CHICAGO (CN) – Printing personal information on parking tickets may violate privacy rights and leave drivers vulnerable to stalkers or identity thieves, the full 7th Circuit ruled.
Jason Senne filed suit over the practice after he received a $20 parking ticket in 2010 for illegally parking his car overnight in the Chicago suburb of Palatine, Ill.
Senne’s name, address, driver’s license number, date of birth, height and weight appeared on the ticket, which had been placed on his windshield in full public view.
The ticket also doubled as an envelope to send payment of the fine, which would have displayed his personal information the exterior of the envelope when mailed.
Senne’s complaint alleged that Palatine’s ticketing policy illegally disclosed personal information, in violation of the Driver’s Privacy Protection Act (DPPA).
But a federal judge found that an exception for law enforcement protected the village’s actions, and a divided three-judge panel of the 7th Circuit panel affirmed last year.
After to agreeing to rehear the case en banc, however, the full federal appeals court decided Monday that “that the parking ticket at issue here did constitute a disclosure regulated by the DPPA.”
Judge Kenneth Ripple, who authored an impassioned dissent against the original panel decision last year, wrote for a seven-judge majority this time.
“The action alleged here, placing the information on the windshield of the vehicle in plain view on a public way, is certainly sufficient to come within the activity regulated by the statute regardless of whether another person viewed the information or whether law enforcement intended it to be viewed only by Mr. Senne himself,” Ripple wrote. “The real effect of the placement of the ticket was to make available Mr. Senne’s motor vehicle record to any passer-by. This sort of publication is certainly forbidden by the statute.”
Congress enacted the DPPA after actress Rebecca Schaeffer was killed by a stalker who found her home address through the California Department of Motor Vehicles.
“Specifically, it is clear that safety and security concerns associated with excessive disclosures of personal information held by the state in motor vehicle records were the primary issue to be remedied by the legislation,” Ripple wrote.

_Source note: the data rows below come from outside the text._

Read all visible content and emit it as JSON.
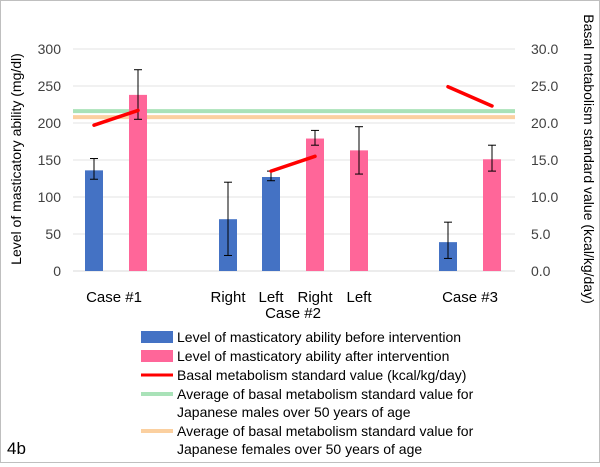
{
  "panel_label": "4b",
  "chart_data": {
    "type": "bar",
    "categories": [
      "Case #1",
      "Case #2 Right (before)",
      "Case #2 Left (before)",
      "Case #2 Right (after)",
      "Case #2 Left (after)",
      "Case #3"
    ],
    "category_labels": {
      "case1": "Case #1",
      "right": "Right",
      "left": "Left",
      "case2": "Case #2",
      "case3": "Case #3"
    },
    "series": [
      {
        "name": "Level of masticatory ability before intervention",
        "color": "#4472c4",
        "values": [
          136,
          70,
          127,
          null,
          null,
          39
        ],
        "error_low": [
          124,
          21,
          122,
          null,
          null,
          17
        ],
        "error_high": [
          152,
          120,
          135,
          null,
          null,
          66
        ]
      },
      {
        "name": "Level of masticatory ability after intervention",
        "color": "#ff6699",
        "values": [
          238,
          null,
          null,
          179,
          163,
          151
        ],
        "error_low": [
          205,
          null,
          null,
          170,
          131,
          135
        ],
        "error_high": [
          272,
          null,
          null,
          190,
          195,
          170
        ]
      }
    ],
    "bmr_lines": {
      "name": "Basal metabolism standard value (kcal/kg/day)",
      "color": "#ff0000",
      "segments": [
        {
          "case": "Case #1",
          "from": 19.7,
          "to": 21.7
        },
        {
          "case": "Case #2",
          "from": 13.5,
          "to": 15.5
        },
        {
          "case": "Case #3",
          "from": 24.9,
          "to": 22.3
        }
      ]
    },
    "reference_lines": [
      {
        "name": "Average of basal metabolism standard value for Japanese males over 50 years of age",
        "legend_lines": [
          "Average of basal metabolism standard value for",
          "Japanese males over 50 years of age"
        ],
        "value": 21.6,
        "color": "#a9e2b8"
      },
      {
        "name": "Average of basal metabolism standard value for Japanese females over 50 years of age",
        "legend_lines": [
          "Average of basal metabolism standard value for",
          "Japanese females over 50 years of age"
        ],
        "value": 20.8,
        "color": "#fbd0a0"
      }
    ],
    "ylabel": "Level of masticatory ability (mg/dl)",
    "y2label": "Basal metabolism standard value (kcal/kg/day)",
    "ylim": [
      0,
      300
    ],
    "y2lim": [
      0,
      30
    ],
    "yticks": [
      "0",
      "50",
      "100",
      "150",
      "200",
      "250",
      "300"
    ],
    "y2ticks": [
      "0.0",
      "5.0",
      "10.0",
      "15.0",
      "20.0",
      "25.0",
      "30.0"
    ],
    "grid": true,
    "legend_position": "bottom"
  }
}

While the act provides an exception for law-enforcement uses, “it is not at all clear that either of the statutory exceptions at issue implicated the release of all of this information,” the majority added. “With respect to some of that information, it is difficult to conceive, even on a theoretical level, how such information could play a role in the excepted law enforcement purposes.”
Rather, the release of confidential information posed a threat to residents, according to the decision.
“For example, an individual seeking to stalk or rape can go down a street where overnight parking is banned and collect the home address and personal information of women whose vehicles have been tagged,” Ripple wrote. “He can ascertain the name, exact address including the apartment number and even other information such as sex, age, height and weight pertinent to his nefarious intent.”
Personal information is also an easy target for identity thieves, the opinion states.
“With these principles in mind, we hold that the village’s placement of protected personal information in view of the public constituted a disclosure regulated by the statute, regardless of whether Mr. Senne can establish that anyone actually viewed it,” Ripple wrote.
Judge Richard Posner balked at the reversal in a solo dissent.
“Stalkers are not the only invaders of privacy, but who are the non-stalkers who peek at tickets on windshields and write down the information they find there?” he wrote. “Are there any such? Is it wise to dislocate a statute in order to solve a problem that so far as any one knows or can guess has never arisen and will never arise?”
The majority has opened the field to frivolous class actions filed by “scofflaws,” the seven-page dissent states.
“From now until the statute is amended (unless today’s decision is reversed by the Supreme Court first), only a sucker would park legally in the village of Palatine,” Posner wrote.
Three other justices echoed that sentiment in another dissent, which Posner also joined.
“By calling on judges to ban seemingly unnecessary disclosures, the majority makes the statute less straightforward, less predictable, and more costly to administer (due to the litigation expenses associated with determining the propriety or necessity of each disclosure),” according to the dissent authored by Judge Joel Flaum (parentheses in original).
Noting that the majority’s interpretation of the statute exposes Palatine to a potential $80 million penalty, Flaum said that “it is not our responsibility to evaluate the two approaches and determine which constitutes better policy; rather, our responsibility is to determine which approach Congress incorporated into the DPPA.”
Flaum said that Congress did not pass the DPPA to prevent risks “such as a stalker stumbling upon a parking citation containing information about his or her target, or a miscreant selecting a target based on the information provided in a citation.”
“Rather than evincing the intent to guard against all imaginable dangers, the legislative history emphasizes Congress’s intent to prevent the specific danger that arises when individuals are able to obtain personal information upon request from state motor vehicle records,” Flaum wrote (emphasis in original).